Еще уверенный в своей способности убеждать, он попытался объяснить ей бессмысленность мести, как объяснял бы ребенку, почему ненужно кусать собаку в ответ. Тогда Орит выразила надежду на то, что он уважает ее, как взрослого, здравомыслящего человека, имеющего право на самостоятельные решения. Он рассказал ей историю одного плотника, к мучительной смерти которого был также причастен Пилат. Про щеки, про всепрощение… Она сказала, что слышала о сумасшедшем иудее, который мнил себя сыном божьим и которого три года назад казнили в Ершалаиме. Что встречала его последователей и убедилась, что они так же безумны, как и их учитель. Что ей гораздо ближе старый девиз – отвечать на потерю глаза или любого другого органа равнозначным увечьем. Тогда он стал умолять ее отказаться от мести по той причине, что теми же первоисточниками, в которых содержится это жестокое правило, декларируется неизбежная для каждого негодяя кара после смерти. Эта часть его аргументации даже позабавила Орит. Она заявила, что не настолько полагается на божественное провидение, чтобы доверить ему наказание убийцы своего отца. Тут он вспомнил, что читал о смерти Пилата. Что по легенде, после того, как прокуратора за злоупотребления властью отозвали в Рим, он покончил с собой. В споре с Орит он решил выдать эту легенду за исторический факт и предположил, что самоубийство – самый страшный вариант смерти, и что лучше всего в этом случае предоставить тирану самому себя наказать. Орит резонно призвала его не особенно доверять приданиям двухтысячелетней давности. Кроме того, сообщила, что не хочет давать мерзавцу право на выбор времени и способа смерти. Отчаявшись, он объявил, что сейчас же пойдет и донесет о ее планах кому следует, и ее вышлют из Иудеи навсегда, и пусть им не суждено будет увидеться вновь, но она будет жить. Орит усомнилась в его способности на столь низкий поступок. Тогда, поняв, что отговорить ее не получится, Урсус решил силой отобрать смертоносный перстень.
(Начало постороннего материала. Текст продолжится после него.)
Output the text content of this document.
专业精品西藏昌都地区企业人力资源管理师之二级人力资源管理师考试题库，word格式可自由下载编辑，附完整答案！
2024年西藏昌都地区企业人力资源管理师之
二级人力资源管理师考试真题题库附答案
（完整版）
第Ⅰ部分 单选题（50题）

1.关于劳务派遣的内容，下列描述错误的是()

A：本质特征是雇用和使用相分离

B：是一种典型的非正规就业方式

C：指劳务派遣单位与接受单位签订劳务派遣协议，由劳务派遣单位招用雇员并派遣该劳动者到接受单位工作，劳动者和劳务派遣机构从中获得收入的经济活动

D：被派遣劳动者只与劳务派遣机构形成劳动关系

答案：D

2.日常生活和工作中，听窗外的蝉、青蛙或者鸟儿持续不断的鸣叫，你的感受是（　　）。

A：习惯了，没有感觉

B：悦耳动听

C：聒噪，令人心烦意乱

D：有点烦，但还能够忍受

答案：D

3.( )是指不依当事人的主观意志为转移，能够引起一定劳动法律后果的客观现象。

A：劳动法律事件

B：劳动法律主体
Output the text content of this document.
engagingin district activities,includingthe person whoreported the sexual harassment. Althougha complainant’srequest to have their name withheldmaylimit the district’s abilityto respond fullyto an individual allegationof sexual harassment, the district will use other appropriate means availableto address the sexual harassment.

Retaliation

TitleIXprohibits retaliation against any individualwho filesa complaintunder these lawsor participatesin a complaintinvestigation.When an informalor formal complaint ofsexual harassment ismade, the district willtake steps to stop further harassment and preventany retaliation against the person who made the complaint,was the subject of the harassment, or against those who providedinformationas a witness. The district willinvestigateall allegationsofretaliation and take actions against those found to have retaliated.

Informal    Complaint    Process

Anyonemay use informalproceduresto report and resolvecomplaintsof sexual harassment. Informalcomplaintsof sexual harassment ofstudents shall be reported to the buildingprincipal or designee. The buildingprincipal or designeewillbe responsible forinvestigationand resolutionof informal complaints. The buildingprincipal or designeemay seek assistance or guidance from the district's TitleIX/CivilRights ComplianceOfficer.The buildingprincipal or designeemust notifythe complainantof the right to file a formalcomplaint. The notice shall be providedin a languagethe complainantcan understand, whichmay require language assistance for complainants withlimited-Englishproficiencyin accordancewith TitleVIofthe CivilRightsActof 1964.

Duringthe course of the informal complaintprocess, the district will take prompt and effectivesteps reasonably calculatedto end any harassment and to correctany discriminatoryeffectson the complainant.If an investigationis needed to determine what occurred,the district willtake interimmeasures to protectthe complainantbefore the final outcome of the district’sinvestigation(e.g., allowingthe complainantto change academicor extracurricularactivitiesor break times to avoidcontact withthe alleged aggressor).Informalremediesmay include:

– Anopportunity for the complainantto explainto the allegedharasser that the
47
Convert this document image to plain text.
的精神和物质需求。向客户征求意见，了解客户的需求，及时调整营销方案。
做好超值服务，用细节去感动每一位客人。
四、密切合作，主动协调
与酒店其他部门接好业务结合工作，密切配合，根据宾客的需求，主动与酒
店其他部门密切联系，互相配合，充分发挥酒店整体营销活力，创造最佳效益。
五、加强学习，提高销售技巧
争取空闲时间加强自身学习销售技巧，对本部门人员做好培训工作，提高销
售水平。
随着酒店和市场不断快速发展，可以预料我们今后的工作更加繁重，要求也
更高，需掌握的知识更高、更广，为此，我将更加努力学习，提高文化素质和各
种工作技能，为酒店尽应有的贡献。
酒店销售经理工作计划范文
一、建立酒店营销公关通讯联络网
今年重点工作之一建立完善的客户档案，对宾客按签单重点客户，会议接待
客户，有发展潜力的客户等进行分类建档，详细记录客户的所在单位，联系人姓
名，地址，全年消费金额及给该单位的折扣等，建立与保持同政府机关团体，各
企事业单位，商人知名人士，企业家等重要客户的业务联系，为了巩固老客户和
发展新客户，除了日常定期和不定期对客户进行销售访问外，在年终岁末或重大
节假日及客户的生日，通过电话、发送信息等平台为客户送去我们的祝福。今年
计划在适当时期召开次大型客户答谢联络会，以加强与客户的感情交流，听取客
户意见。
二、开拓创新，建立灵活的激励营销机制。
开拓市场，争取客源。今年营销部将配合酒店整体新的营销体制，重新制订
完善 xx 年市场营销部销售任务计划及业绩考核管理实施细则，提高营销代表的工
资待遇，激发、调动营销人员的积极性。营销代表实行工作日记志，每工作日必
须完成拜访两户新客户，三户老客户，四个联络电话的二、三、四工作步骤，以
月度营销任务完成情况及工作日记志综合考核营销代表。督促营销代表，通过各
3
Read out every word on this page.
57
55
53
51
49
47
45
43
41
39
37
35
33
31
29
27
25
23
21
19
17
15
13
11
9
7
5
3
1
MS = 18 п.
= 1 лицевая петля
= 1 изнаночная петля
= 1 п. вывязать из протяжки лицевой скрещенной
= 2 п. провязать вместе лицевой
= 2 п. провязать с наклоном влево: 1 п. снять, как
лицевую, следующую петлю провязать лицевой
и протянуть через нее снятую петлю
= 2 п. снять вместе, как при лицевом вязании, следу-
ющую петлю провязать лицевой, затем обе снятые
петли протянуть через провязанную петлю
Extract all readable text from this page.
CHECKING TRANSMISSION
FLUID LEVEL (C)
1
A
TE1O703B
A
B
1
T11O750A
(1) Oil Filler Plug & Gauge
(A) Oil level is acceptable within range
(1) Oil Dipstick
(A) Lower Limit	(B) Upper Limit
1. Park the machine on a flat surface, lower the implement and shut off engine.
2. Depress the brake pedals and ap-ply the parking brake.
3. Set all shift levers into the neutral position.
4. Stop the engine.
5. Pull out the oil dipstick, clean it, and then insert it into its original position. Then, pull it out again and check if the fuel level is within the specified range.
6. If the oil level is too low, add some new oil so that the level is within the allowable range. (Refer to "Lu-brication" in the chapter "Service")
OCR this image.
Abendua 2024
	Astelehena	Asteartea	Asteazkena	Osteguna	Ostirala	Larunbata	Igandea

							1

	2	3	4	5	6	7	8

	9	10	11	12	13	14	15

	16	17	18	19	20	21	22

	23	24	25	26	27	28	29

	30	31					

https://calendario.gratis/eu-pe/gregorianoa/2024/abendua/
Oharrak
Орит закричала, в комнату тут же ввалились ее телохранители и конвоирами Урсуса. Вместе они не без труда зафиксировали разбушевавшегося гладиатора.

Перешагивая через разбитую посуду и обходя перевернутую мебель Орит приблизилась к Урсусу и прошептала ему на ухо:

– Мне жаль, что мы расстаемся вот так… Пойми. Дело не только в моем отце, но и в сотнях других, кто погиб от руки прокуратора, и в тысячах тех, что продолжают жить при его неправедной власти.

Она хотела поцеловать его на прощание, но он отвернулся. Орит сделала знак, и гладиатора увели прочь.


Когда угрюмого Урсуса привели «домой», традиционная вечеринка была в самом разгаре. Все веселились и оживленно обсуждали завтрашний день – последний день игр в честь десятилетия правления Иудеей римского наместника Понтия Пилата.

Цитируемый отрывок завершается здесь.